Details emerged yesterday of the heroics of local surfing legend Geoff Goulden, better known as ''Camel'', who came to Mr Hines's aid despite the massive amount of blood in the water and the shark still nearby.

But once ashore, Mr Hines had another battle on his hands - getting to medical aid before he bled to death.

Nathan Hines and another mate, who had been with the contingent of Novocastrians who holidaying at the remote beach, were able to get him into a private car and start the 160km trip to the nearest hospital in Carnarvon.

''One of them had hold of the tourniquet on his arm and the other was holding his stomach in,'' Mr McCloy said.

''They have done a great job.''

They met an ambulance halfway along the dirt and badly corrugated road, before Mr Hines was taken to Carnarvon and later flown to Perth.

Mr Hines's father, Paul Hines, is a solicitor who has worked with Mr McCloy's development companies for 25 years.

''He is a fantastic young man, a credit to himself and his family,'' Mr McCloy said.

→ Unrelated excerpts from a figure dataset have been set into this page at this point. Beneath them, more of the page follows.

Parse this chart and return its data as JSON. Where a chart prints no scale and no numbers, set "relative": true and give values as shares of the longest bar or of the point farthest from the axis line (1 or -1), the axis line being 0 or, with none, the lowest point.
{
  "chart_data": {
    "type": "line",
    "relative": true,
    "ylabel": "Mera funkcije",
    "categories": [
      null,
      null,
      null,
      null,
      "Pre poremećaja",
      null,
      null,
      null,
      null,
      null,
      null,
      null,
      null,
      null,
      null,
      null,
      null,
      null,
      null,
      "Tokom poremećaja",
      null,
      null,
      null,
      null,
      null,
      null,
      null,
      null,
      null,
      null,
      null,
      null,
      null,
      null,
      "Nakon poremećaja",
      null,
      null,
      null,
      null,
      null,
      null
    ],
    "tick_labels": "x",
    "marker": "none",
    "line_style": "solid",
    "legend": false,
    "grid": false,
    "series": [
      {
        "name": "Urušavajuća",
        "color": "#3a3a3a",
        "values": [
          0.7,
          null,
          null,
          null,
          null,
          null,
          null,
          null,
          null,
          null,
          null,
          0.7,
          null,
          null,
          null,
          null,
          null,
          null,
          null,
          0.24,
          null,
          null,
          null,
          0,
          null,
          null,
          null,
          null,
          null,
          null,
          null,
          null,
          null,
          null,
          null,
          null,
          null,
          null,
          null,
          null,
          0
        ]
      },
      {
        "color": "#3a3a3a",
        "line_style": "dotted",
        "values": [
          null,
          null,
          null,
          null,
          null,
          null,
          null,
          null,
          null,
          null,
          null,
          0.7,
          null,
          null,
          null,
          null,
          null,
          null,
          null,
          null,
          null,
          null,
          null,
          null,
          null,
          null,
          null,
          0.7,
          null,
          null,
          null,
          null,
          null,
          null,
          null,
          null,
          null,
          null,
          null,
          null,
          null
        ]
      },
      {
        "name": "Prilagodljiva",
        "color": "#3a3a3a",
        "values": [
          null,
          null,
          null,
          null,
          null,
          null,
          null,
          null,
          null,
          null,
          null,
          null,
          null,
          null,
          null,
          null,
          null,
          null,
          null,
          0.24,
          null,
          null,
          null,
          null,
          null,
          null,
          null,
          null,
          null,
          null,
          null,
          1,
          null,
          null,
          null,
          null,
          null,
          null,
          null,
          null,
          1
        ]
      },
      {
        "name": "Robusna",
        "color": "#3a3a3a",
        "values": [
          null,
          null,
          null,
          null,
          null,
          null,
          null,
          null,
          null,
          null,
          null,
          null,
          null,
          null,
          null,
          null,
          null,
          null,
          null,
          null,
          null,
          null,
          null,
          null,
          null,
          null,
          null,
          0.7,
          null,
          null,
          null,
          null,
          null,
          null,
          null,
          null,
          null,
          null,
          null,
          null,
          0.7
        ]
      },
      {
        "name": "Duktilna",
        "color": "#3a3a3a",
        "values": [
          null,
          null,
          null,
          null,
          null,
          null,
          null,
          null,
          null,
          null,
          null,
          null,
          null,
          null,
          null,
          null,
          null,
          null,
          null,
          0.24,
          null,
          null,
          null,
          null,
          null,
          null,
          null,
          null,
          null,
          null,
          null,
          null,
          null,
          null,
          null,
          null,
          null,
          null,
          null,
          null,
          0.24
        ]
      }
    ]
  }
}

''And he's tough, he will get through this.''

Mr Hines grew up in Dudley and has been a well-known member of the Dudley Boardriders since he was young.

He studied engineering at University of Newcastle and worked in Newcastle and interstate, including Western Australia, before returning several years ago and marrying Bridget.

He had travelled to Western Australia for a surfing holiday with a few mates and was due to return to the east coast this week to attend a mate's wedding.

In a bizarre coincidence, the Hines couple live less than 100 metres from Glen ''Lenny'' Folkard, the surfer who survived being attacked by a bull shark at Redhead Beach eight months ago.

''If he needs help getting over this, I will help him out for sure,'' Mr Folkard said.

''It really knocked me around when I heard it last night, I hope he recovers.''

Locals said shark sightings were not uncommon along that stretch of coastline, including a four-metre great white shark seen at a nearby reef a week ago.